The scientists identified nearly 200,000 marine virus species, a figure which increases the number of known marine viruses from a little over 15,000. In 2015 a team recorded 5,476 distinct viruses in the ocean before updating the figure, in 2016, to 15,222. 

“It expands our knowledge of what the biological entities on our planet are,” Ann Gregory, study author and postdoctoral researcher at VIB-KU Leuven, told Gizmodo. 

The world’s oceans cover 70 percent of the Earth and remain largely unexplored.

The new study includes samples from 43 locations in the Arctic which were not included the 2015 and 2016 studies. About 90 percent of the new viruses could not be mapped onto any known viral taxonomy, making them totally new to science.

The researchers highlighted that viruses have the ability to alter how the ocean pulls carbon dioxide out of the air and into the water, explaining that the viruses are made in large part from carbon.

"In the last 20 years or so, we've learned that half of the oxygen that we breathe comes from marine organisms," Sullivan said.

"Additionally, the oceans soak up half of the carbon dioxide from the atmosphere."

Viruses are divided roughly into five regional categories or ecological zones, the study found: Arctic; Antarctic; deeper than 2,000 meters; 150 to 1,000 meters; and temperate/tropical waters with depths of 0 to 150 meters.

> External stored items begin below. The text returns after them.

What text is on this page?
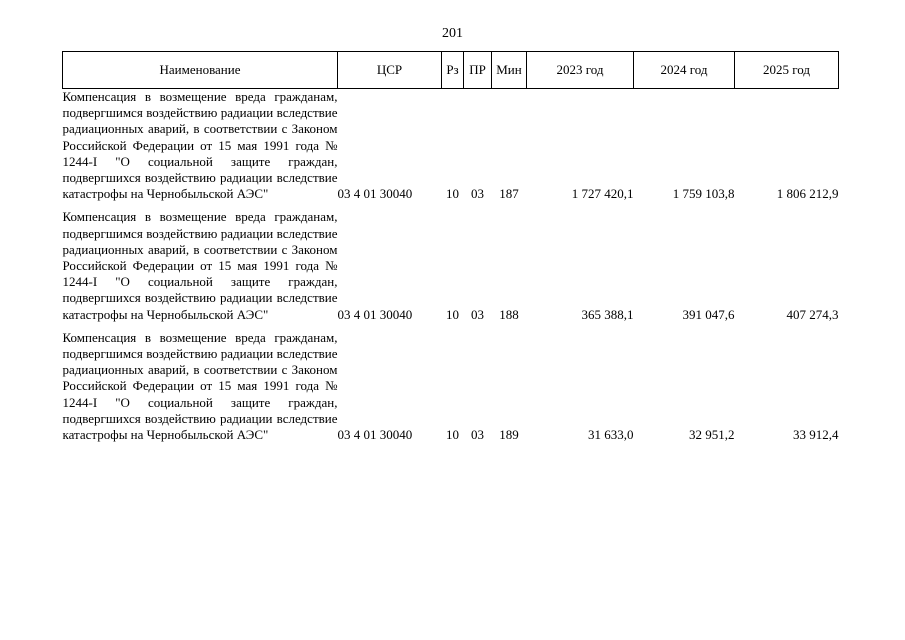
201
Наименование	ЦСР	Рз	ПР	Мин	2023 год	2024 год	2025 год
Компенсация в возмещение вреда гражданам, подвергшимся воздействию радиации вследствие радиационных аварий, в соответствии с Законом Российской Федерации от 15 мая 1991 года № 1244-I "О социальной защите граждан, подвергшихся воздействию радиации вследствие катастрофы на Чернобыльской АЭС"	03 4 01 30040	10	03	187	1 727 420,1	1 759 103,8	1 806 212,9
Компенсация в возмещение вреда гражданам, подвергшимся воздействию радиации вследствие радиационных аварий, в соответствии с Законом Российской Федерации от 15 мая 1991 года № 1244-I "О социальной защите граждан, подвергшихся воздействию радиации вследствие катастрофы на Чернобыльской АЭС"	03 4 01 30040	10	03	188	365 388,1	391 047,6	407 274,3
Компенсация в возмещение вреда гражданам, подвергшимся воздействию радиации вследствие радиационных аварий, в соответствии с Законом Российской Федерации от 15 мая 1991 года № 1244-I "О социальной защите граждан, подвергшихся воздействию радиации вследствие катастрофы на Чернобыльской АЭС"	03 4 01 30040	10	03	189	31 633,0	32 951,2	33 912,4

“Temperature was the biggest predictor of community structure,” Ahmed Zayed, a graduate student at Ohio State University, said and explained that varying temperatures support different kinds of microbial host communities and viruses adapt accordingly.

“I think that people are aware that viral diversity far exceeds that of the vast microbial diversity,” University of Tennessee Professor Alison Buchan added.

“But there have not been a great number of studies that have tried to quantify the extent of that diversity.”

Viruses, regardless of not having cells or performing normal biological processes or independently reproducing, are important to the ecosystems in which they exist.

“Perhaps you can mine it for new genes,” Gregory said, stating that “smaller hosts means more hosts, which might mean more opportunity for viruses to diversify.”

The Tara Oceans project aims to compile a more complete inventory of marine microbial and viral diversity by global sampling.

“We were surprised to see the Arctic as a biodiversity hotspot, which is particularly relevant since these waters are among the fastest-changing on the planet due to climate change,” Matthew Sullivan, a microbiologist at Ohio State and the senior author of the study, said.